According to a new study, light-to-moderate alcohol consumption may provide some protection for patients with heart disease. The findings were based on a combined sample field of 48,423 patients, thousands of whom had a history of myocardial infarction, angina, or stroke, according to the study published in the journal BMC Medicine.

The researchers noted that while lifestyle and dietary habits play an important role in secondary prevention of cardiovascular disease, the impact of alcohol consumption on patients’ prognosis is unknown, and recommendations for upper limits of drinking differ significantly between guidelines.

‘While light-to-moderate alcohol consumption is associated with a lower risk of developing multiple cardiovascular outcomes in general population cohorts, it is difficult to extend the posited cardio-protective effects to CVD patients because of their typically older age and compromised vasculature as well as the medications they take to prevent secondary events,’ researchers wrote.

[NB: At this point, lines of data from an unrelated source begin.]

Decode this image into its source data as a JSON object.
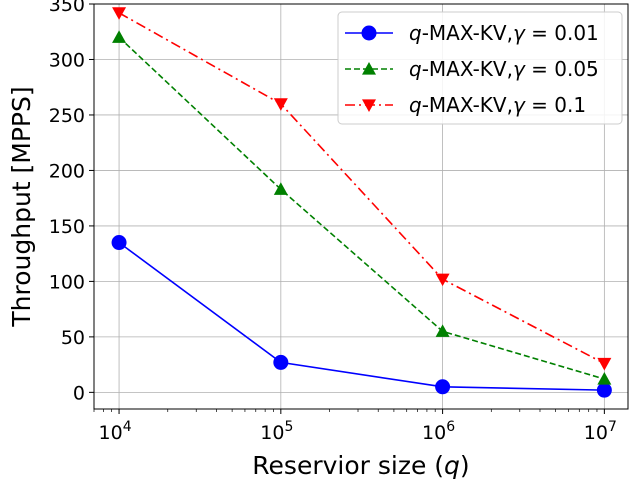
{
  "chart_data": {
    "type": "line",
    "title": "",
    "xlabel": "Reservior size",
    "xlabel_var": "q",
    "ylabel": "Throughput [MPPS]",
    "x_scale": "log",
    "x": [
      10000,
      100000,
      1000000,
      10000000
    ],
    "x_tick_labels": [
      {
        "base": "10",
        "exp": "4"
      },
      {
        "base": "10",
        "exp": "5"
      },
      {
        "base": "10",
        "exp": "6"
      },
      {
        "base": "10",
        "exp": "7"
      }
    ],
    "xlim": [
      7000,
      14000000
    ],
    "ylim": [
      -15,
      350
    ],
    "y_ticks": [
      "0",
      "50",
      "100",
      "150",
      "200",
      "250",
      "300",
      "350"
    ],
    "grid": true,
    "legend_position": "top-right",
    "series": [
      {
        "name_prefix": "q",
        "name_middle": "-MAX-KV,",
        "name_param": "γ",
        "name_value": " = 0.01",
        "color": "#0000ff",
        "linestyle": "solid",
        "marker": "circle",
        "values": [
          135,
          27,
          5,
          2
        ]
      },
      {
        "name_prefix": "q",
        "name_middle": "-MAX-KV,",
        "name_param": "γ",
        "name_value": " = 0.05",
        "color": "#008000",
        "linestyle": "dashed",
        "marker": "triangle-up",
        "values": [
          320,
          183,
          55,
          12
        ]
      },
      {
        "name_prefix": "q",
        "name_middle": "-MAX-KV,",
        "name_param": "γ",
        "name_value": " = 0.1",
        "color": "#ff0000",
        "linestyle": "dashdot",
        "marker": "triangle-down",
        "values": [
          342,
          260,
          102,
          26
        ]
      }
    ]
  }
}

Alcohol consumption and mortality in people with cardiovascular disease have J-curve relationships, according to an analysis of three major cohorts and data from 12 published studies. Patients who consumed light amounts of alcohol had the greatest reduction in all-cause mortality.

‘In summary, our study shows that an alcohol intake up to about 105g (or equivalent to 13 UK units, with one unit equal to half a pint of beer/lager/cider, half a glass of wine, or one measure of spirits) a week is associated with lower risks of both mortality and subsequent cardiovascular events among CVD patients,’ the team wrote. ‘While this threshold is somewhat lower than those recommended in most current guidelines, specific recommendations regarding the downward revision of such guidelines cannot be made.’

They also suggested that current drinkers may not need to stop drinking for secondary cardiovascular disease prevention, but should be informed that lower levels of consumption may be associated with lower risks. Non-drinkers, on the other hand, should not be encouraged to start light drinking.